Le paysage-spectacle dans la guerre :
de la haine de l'espace au paysage en guerre
« Ils ont détruit le paysage », « le paysage est meurtri de cette guerre ». Dans les villes qui ont été récemment détruites par la guerre, ces témoignages reviennent dans la bouche de tous les habitants. Aux lendemains de l'arrêt des combats, les ruines donnent à voir un paysage de désolation. Deux « solutions » sont envisagées dans la reconstruction : reconstruire à l'identique (tel le nouveau Vieux pont de Mostar en Bosnie-Herzégovine) ou effacer les traces de la guerre par un urbanisme ostentatoire de la paix (tel le pont de Mitrovica au Kosovo, dont le gigantisme a été pensé comme imposant un symbole de la paix dans cette ville divisée). Ces deux villes ont été affectées par des guerres que l'on a trop souvent hâtivement présentées comme des « guerres de religion ». Pourtant, ces conflits armés étaient avant tout le reflet d'un affrontement ville/campagne, de deux habiters, de deux manières de s'approprier l'espace. En ce sens, le paysage est fortement porteur de sens, dans la mesure où il est à la fois un signifié et un signifiant de ces habiters. De l'urbicide au mémoricide, du spatiocide aux « nettoyages territoriaux », les destructions du paysage affectent durablement l'imaginaire et les pratiques spatiales des habitants de ces villes, dans lesquelles la reconstruction ne doit pas être pensée comme une seule question de bâti. Comment reconstruire le vivre-ensemble dans des paysages de ruines ?
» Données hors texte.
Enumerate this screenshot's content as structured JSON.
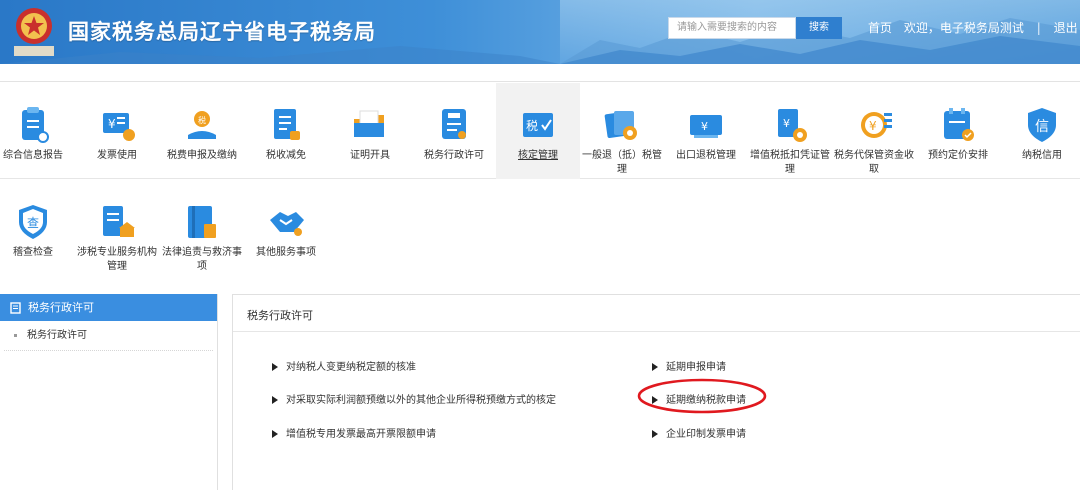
{
  "header": {
    "site_title": "国家税务总局辽宁省电子税务局",
    "search_placeholder": "请输入需要搜索的内容",
    "search_button": "搜索",
    "home_link": "首页",
    "welcome_text": "欢迎，电子税务局测试",
    "separator": "|",
    "logout_link": "退出",
    "logo_text": "中国税务"
  },
  "menu": {
    "row1": [
      {
        "label": "综合信息报告",
        "icon": "report-icon",
        "color": "#2a8be0"
      },
      {
        "label": "发票使用",
        "icon": "invoice-icon",
        "color": "#2a8be0"
      },
      {
        "label": "税费申报及缴纳",
        "icon": "tax-declare-icon",
        "color": "#2a8be0"
      },
      {
        "label": "税收减免",
        "icon": "tax-reduction-icon",
        "color": "#2a8be0"
      },
      {
        "label": "证明开具",
        "icon": "certificate-icon",
        "color": "#2a8be0"
      },
      {
        "label": "税务行政许可",
        "icon": "admin-license-icon",
        "color": "#2a8be0"
      },
      {
        "label": "核定管理",
        "icon": "assessment-icon",
        "color": "#2a8be0",
        "active": true
      },
      {
        "label": "一般退（抵）税管理",
        "icon": "refund-icon",
        "color": "#2a8be0"
      },
      {
        "label": "出口退税管理",
        "icon": "export-refund-icon",
        "color": "#2a8be0"
      },
      {
        "label": "增值税抵扣凭证管理",
        "icon": "vat-deduction-icon",
        "color": "#2a8be0"
      },
      {
        "label": "税务代保管资金收取",
        "icon": "custody-fund-icon",
        "color": "#2a8be0"
      },
      {
        "label": "预约定价安排",
        "icon": "pricing-icon",
        "color": "#2a8be0"
      },
      {
        "label": "纳税信用",
        "icon": "credit-icon",
        "color": "#2a8be0"
      }
    ],
    "row2": [
      {
        "label": "稽查检查",
        "icon": "audit-shield-icon",
        "color": "#2a8be0"
      },
      {
        "label": "涉税专业服务机构管理",
        "icon": "institution-icon",
        "color": "#2a8be0"
      },
      {
        "label": "法律追责与救济事项",
        "icon": "law-book-icon",
        "color": "#2a8be0"
      },
      {
        "label": "其他服务事项",
        "icon": "handshake-icon",
        "color": "#2a8be0"
      }
    ]
  },
  "sidebar": {
    "title": "税务行政许可",
    "items": [
      {
        "label": "税务行政许可"
      }
    ]
  },
  "panel": {
    "title": "税务行政许可",
    "links_left": [
      "对纳税人变更纳税定额的核准",
      "对采取实际利润额预缴以外的其他企业所得税预缴方式的核定",
      "增值税专用发票最高开票限额申请"
    ],
    "links_right": [
      "延期申报申请",
      "延期缴纳税款申请",
      "企业印制发票申请"
    ]
  },
  "colors": {
    "accent": "#3a8ee0",
    "highlight": "#e0191f"
  }
}
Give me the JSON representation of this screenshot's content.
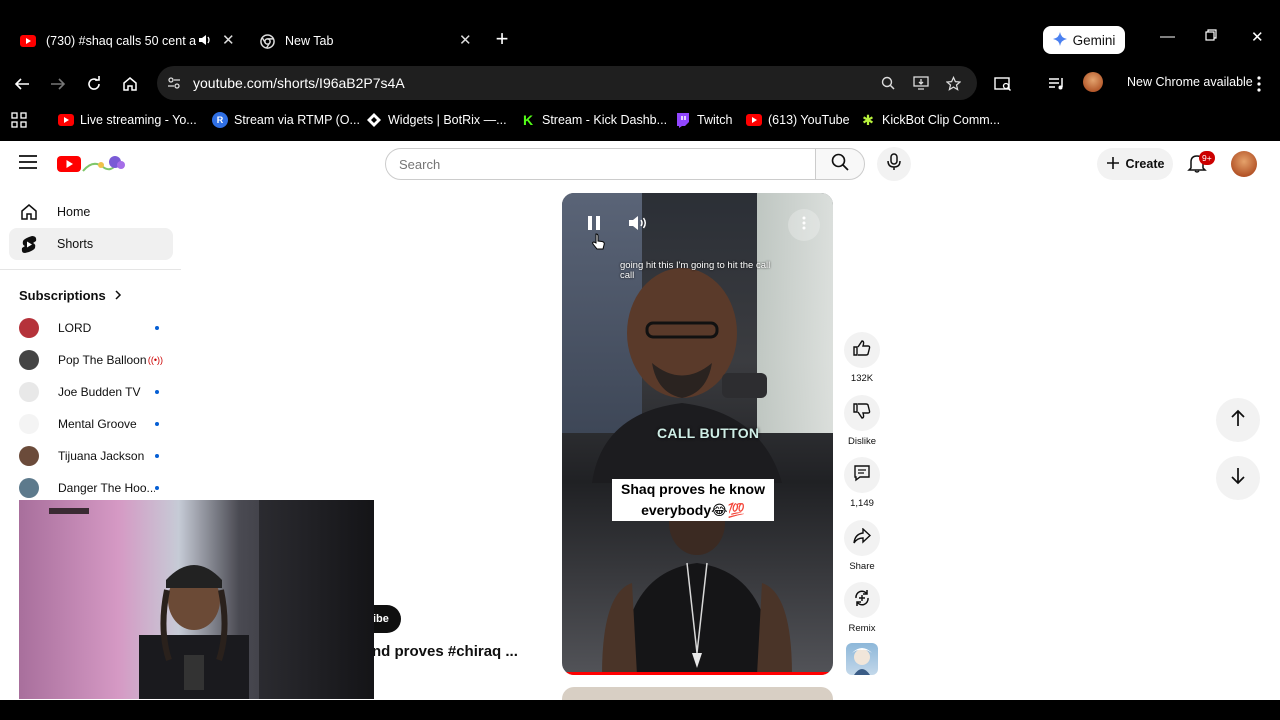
{
  "browser": {
    "tabs": [
      {
        "title": "(730) #shaq calls 50 cent ar",
        "active": true,
        "audio": true
      },
      {
        "title": "New Tab",
        "active": false
      }
    ],
    "gemini_label": "Gemini",
    "url": "youtube.com/shorts/I96aB2P7s4A",
    "update_label": "New Chrome available",
    "bookmarks": [
      {
        "label": "Live streaming - Yo...",
        "icon": "youtube-icon",
        "color": "#ff0000"
      },
      {
        "label": "Stream via RTMP (O...",
        "icon": "restream-icon",
        "color": "#2f6fe4"
      },
      {
        "label": "Widgets | BotRix —...",
        "icon": "botrix-icon",
        "color": "#ffffff"
      },
      {
        "label": "Stream - Kick Dashb...",
        "icon": "kick-icon",
        "color": "#53fc18"
      },
      {
        "label": "Twitch",
        "icon": "twitch-icon",
        "color": "#9146ff"
      },
      {
        "label": "(613) YouTube",
        "icon": "youtube-icon",
        "color": "#ff0000"
      },
      {
        "label": "KickBot Clip Comm...",
        "icon": "kickbot-icon",
        "color": "#b8f23c"
      }
    ]
  },
  "youtube": {
    "search_placeholder": "Search",
    "create_label": "Create",
    "notification_count": "9+",
    "sidebar": {
      "items": [
        {
          "label": "Home",
          "icon": "home-icon",
          "active": false
        },
        {
          "label": "Shorts",
          "icon": "shorts-icon",
          "active": true
        }
      ],
      "subscriptions_title": "Subscriptions",
      "subscriptions": [
        {
          "name": "LORD",
          "status": "dot",
          "color": "#b5323a"
        },
        {
          "name": "Pop The Balloon",
          "status": "live",
          "color": "#444444"
        },
        {
          "name": "Joe Budden TV",
          "status": "dot",
          "color": "#8a8a8a"
        },
        {
          "name": "Mental Groove",
          "status": "dot",
          "color": "#c23c3c"
        },
        {
          "name": "Tijuana Jackson",
          "status": "dot",
          "color": "#6b4b3a"
        },
        {
          "name": "Danger The Hoo...",
          "status": "dot",
          "color": "#5d7a8c"
        }
      ]
    },
    "short": {
      "caption_top": "going hit this I'm going to hit the call call",
      "call_button_text": "CALL BUTTON",
      "caption_main": "Shaq proves he know everybody😂💯",
      "progress": 1.0,
      "subscribe_partial": "ibe",
      "title_partial": "nd proves #chiraq ..."
    },
    "actions": {
      "likes": "132K",
      "dislike_label": "Dislike",
      "comments": "1,149",
      "share_label": "Share",
      "remix_label": "Remix"
    }
  }
}
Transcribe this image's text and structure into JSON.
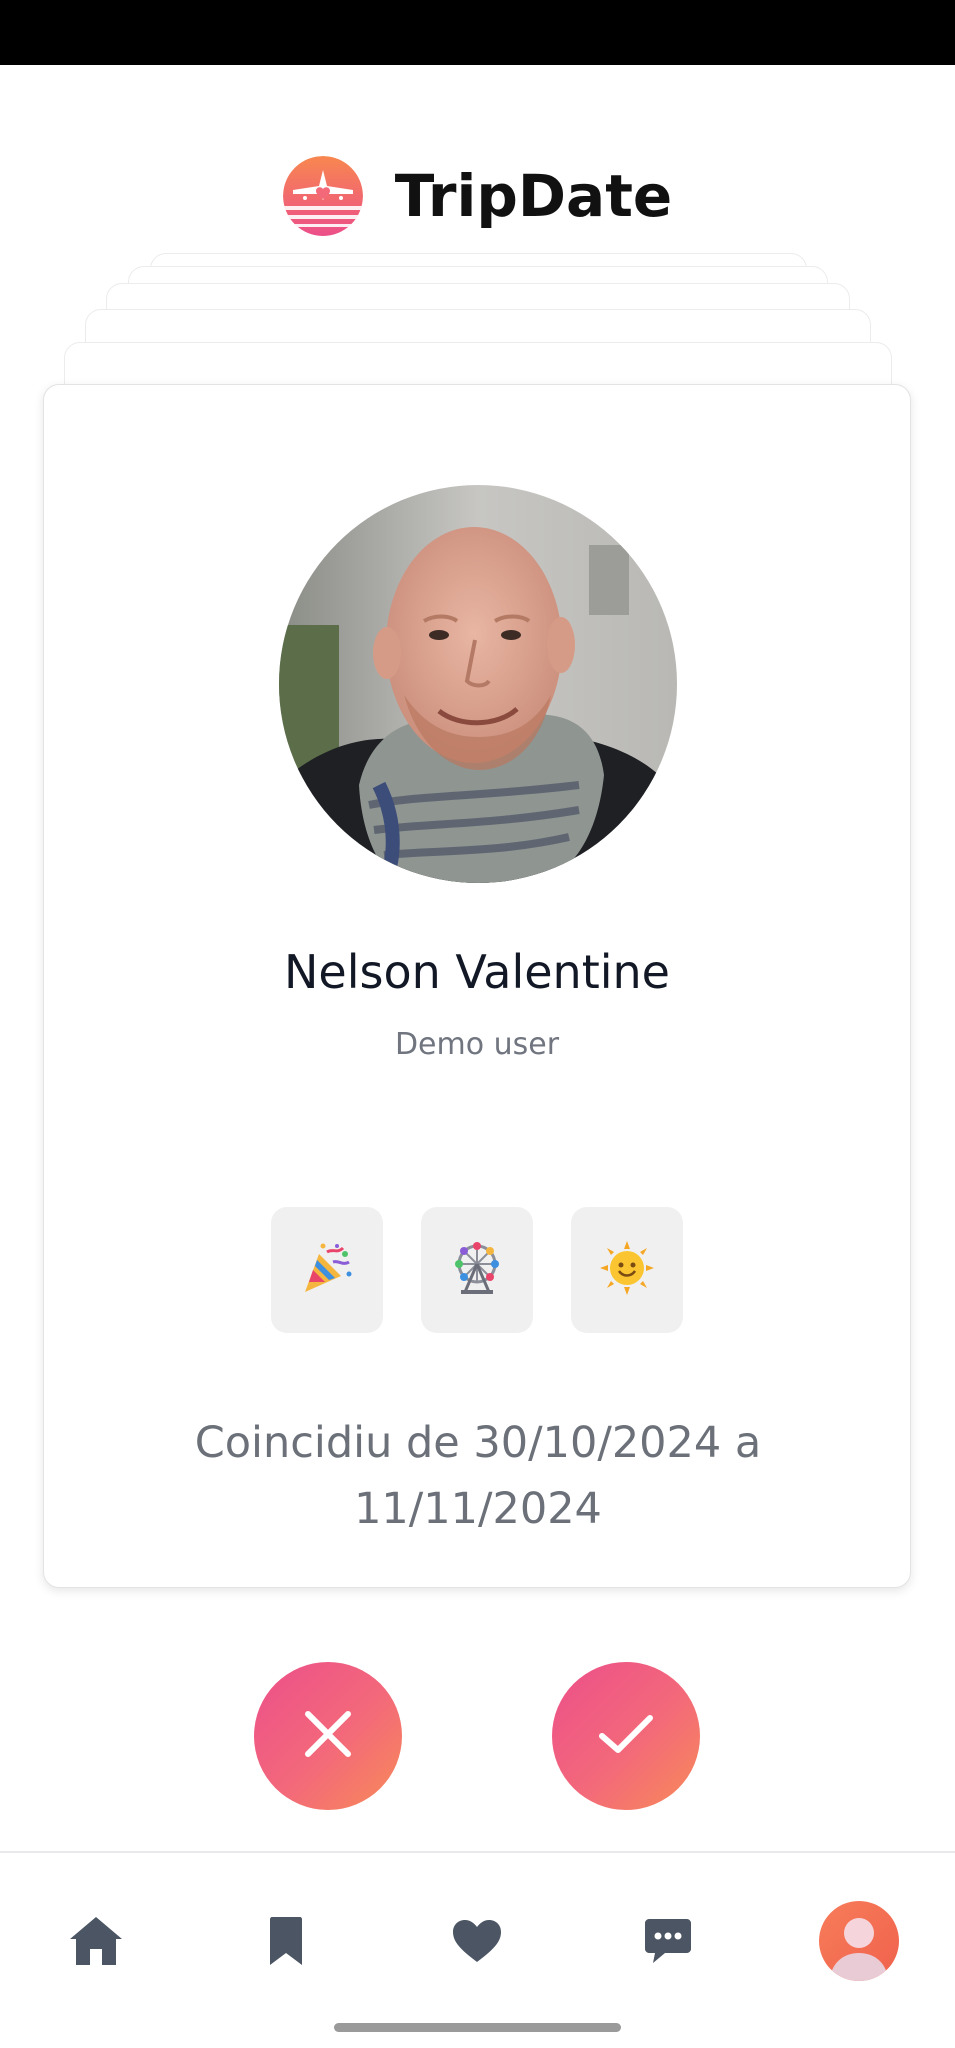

De nombreuses publications abordent des problématiques autour de la guerre ou du paysage, or les deux champs de réflexion restent le plus souvent séparés. L’approche paysagère n’est mobilisée que de manière partielle, non pour comprendre la conflictualité, mais pour penser la paix et mettre à distance la guerre. Si l’on ne trouve que peu de références aux « paysages de guerre » dans les travaux scientifiques (qui sont surtout des réflexions sur la (re)valorisation d’un patrimoine militaire ou sur la production de lieux de mémoire bien après la fin de la guerre), il s’agit pourtant d’une expression très utilisée dans les médias ou dans le langage courant. De même, des toponymes tels que Sarajevo, Beyrouth, la vallée de la Kapisa, Austerlitz, la Berezina… font partie d’un imaginaire spatial et langagier qui traverse les frontières. La médiatisation croissante des théâtres d’opération, et tout particulièrement des villes en guerre, questionne le « paysage de guerre » en tant que discours, mais non comme vécu social et spatial. Ce préalable interroge les images de la ville et la mise en spectacle d’un paysage construit comme « paysage de guerre » ou « paysage de paix » : dès lors, est-il réellement question de « paysages de guerre », ou plutôt de « paysages en guerre » ? De la carte au paysage, la manière de penser, de se représenter et de s'approprier les destructions de lieux-cibles transforment l'urbanité par destruction du « vivre ensemble ».